Anfang des Jahres hatten wir in einem Blogbeitrag über die Bedrohung der öffentlichen Verwaltung durch Cyberangriffe berichtet. Heute wollen wir die typische Anatomie eines Cyberangriffs auf Organisationen einmal genauer unter die Lupe nehmen. Denn nicht immer, aber oft, folgen diese Attacken typischen Mustern. Welche fünf grundlegenden Schritte sich dabei unterscheiden lassen, beschreibt Susanne Lenz, Informationssicherheitsbeauftragte im IT-Referat, am Beispiel Cyberspionage.

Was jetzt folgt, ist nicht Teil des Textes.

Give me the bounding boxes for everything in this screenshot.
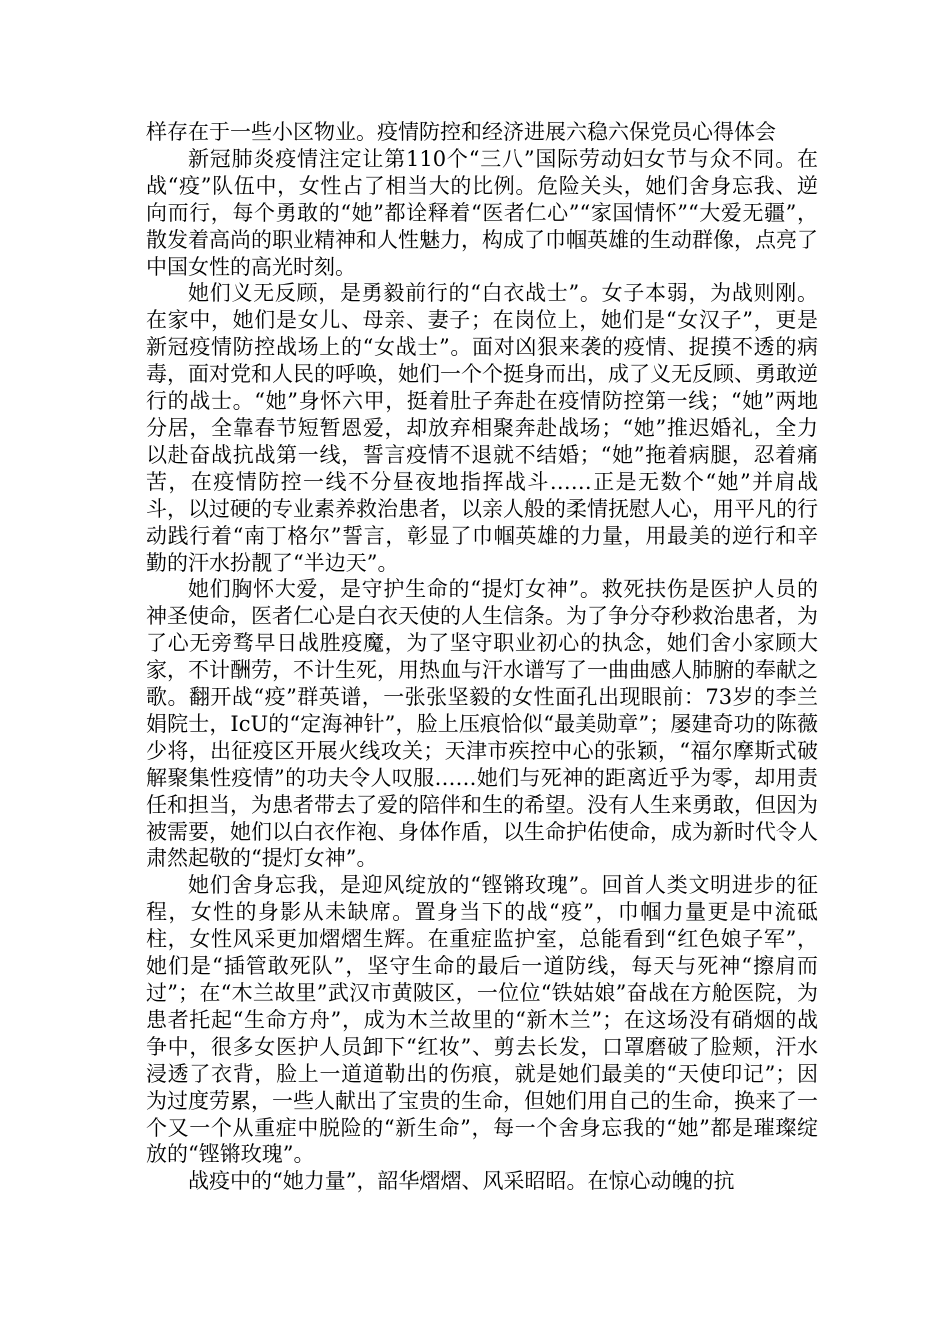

Cyberangriffe lassen sich grob in folgende drei Kategorien unterteilen:
- Cyberkriminalität: Kriminelle Handlungen mit Bereicherungsabsicht (zum Beispiel Erpressung mittels Ransomware)

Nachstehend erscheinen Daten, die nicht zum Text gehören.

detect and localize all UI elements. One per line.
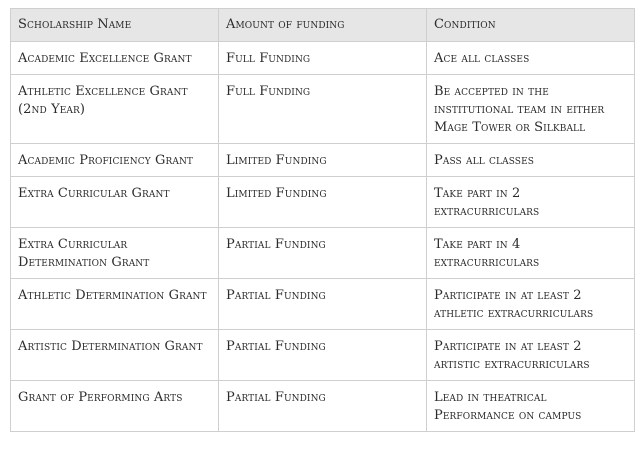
cell-condition: Lead in theatrical Performance on campus	[427, 381, 635, 432]
header-condition: Condition	[427, 9, 635, 42]
cell-condition: Pass all classes	[427, 144, 635, 177]
cell-scholarship-name: Extra Curricular Grant	[11, 177, 219, 228]
cell-scholarship-name: Academic Excellence Grant	[11, 42, 219, 75]
cell-condition: Take part in 2 extracurriculars	[427, 177, 635, 228]
scholarship-table-container	[10, 8, 634, 432]
table-header	[11, 9, 635, 42]
cell-condition: Participate in at least 2 artistic extracurriculars	[427, 330, 635, 381]
table-row	[11, 279, 635, 330]
cell-scholarship-name: Grant of Performing Arts	[11, 381, 219, 432]
cell-amount-of-funding: Partial Funding	[219, 228, 427, 279]
cell-condition: Ace all classes	[427, 42, 635, 75]
cell-scholarship-name: Extra Curricular Determination Grant	[11, 228, 219, 279]
table-row	[11, 144, 635, 177]
cell-amount-of-funding: Full Funding	[219, 75, 427, 144]
table-row	[11, 75, 635, 144]
cell-scholarship-name: Artistic Determination Grant	[11, 330, 219, 381]
cell-amount-of-funding: Limited Funding	[219, 144, 427, 177]
header-amount-of-funding: Amount of funding	[219, 9, 427, 42]
cell-condition: Be accepted in the institutional team in either Mage Tower or Silkball	[427, 75, 635, 144]
cell-amount-of-funding: Partial Funding	[219, 279, 427, 330]
header-row	[11, 9, 635, 42]
cell-scholarship-name: Athletic Excellence Grant (2nd Year)	[11, 75, 219, 144]
table-row	[11, 177, 635, 228]
cell-condition: Take part in 4 extracurriculars	[427, 228, 635, 279]
table-row	[11, 228, 635, 279]
table-body	[11, 42, 635, 432]
cell-amount-of-funding: Full Funding	[219, 42, 427, 75]
cell-amount-of-funding: Partial Funding	[219, 330, 427, 381]
cell-amount-of-funding: Limited Funding	[219, 177, 427, 228]
scholarship-table	[10, 8, 635, 432]
cell-scholarship-name: Academic Proficiency Grant	[11, 144, 219, 177]
table-row	[11, 330, 635, 381]
table-row	[11, 381, 635, 432]
cell-scholarship-name: Athletic Determination Grant	[11, 279, 219, 330]
header-scholarship-name: Scholarship Name	[11, 9, 219, 42]
table-row	[11, 42, 635, 75]
cell-condition: Participate in at least 2 athletic extracurriculars	[427, 279, 635, 330]
cell-amount-of-funding: Partial Funding	[219, 381, 427, 432]
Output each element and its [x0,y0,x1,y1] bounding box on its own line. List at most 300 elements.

- Cybersabotage: Schäden an Informations- und Kommunikationstechnik und physischen Gütern (zum Beispiel zur Einschüchterung)
- Cyberspionage: Unerlaubtes Erlangen von (vertraulichen) wirtschaftlichen, politischen oder militärischen Informationen
Analysiert man die Anatomie der Cyberangriffe dieser Kategorien, so unterscheiden sich manche Angriffsschritte im Detail. Im weiteren Verlauf des Artikels fokussieren wir uns auf die Cyberspionage.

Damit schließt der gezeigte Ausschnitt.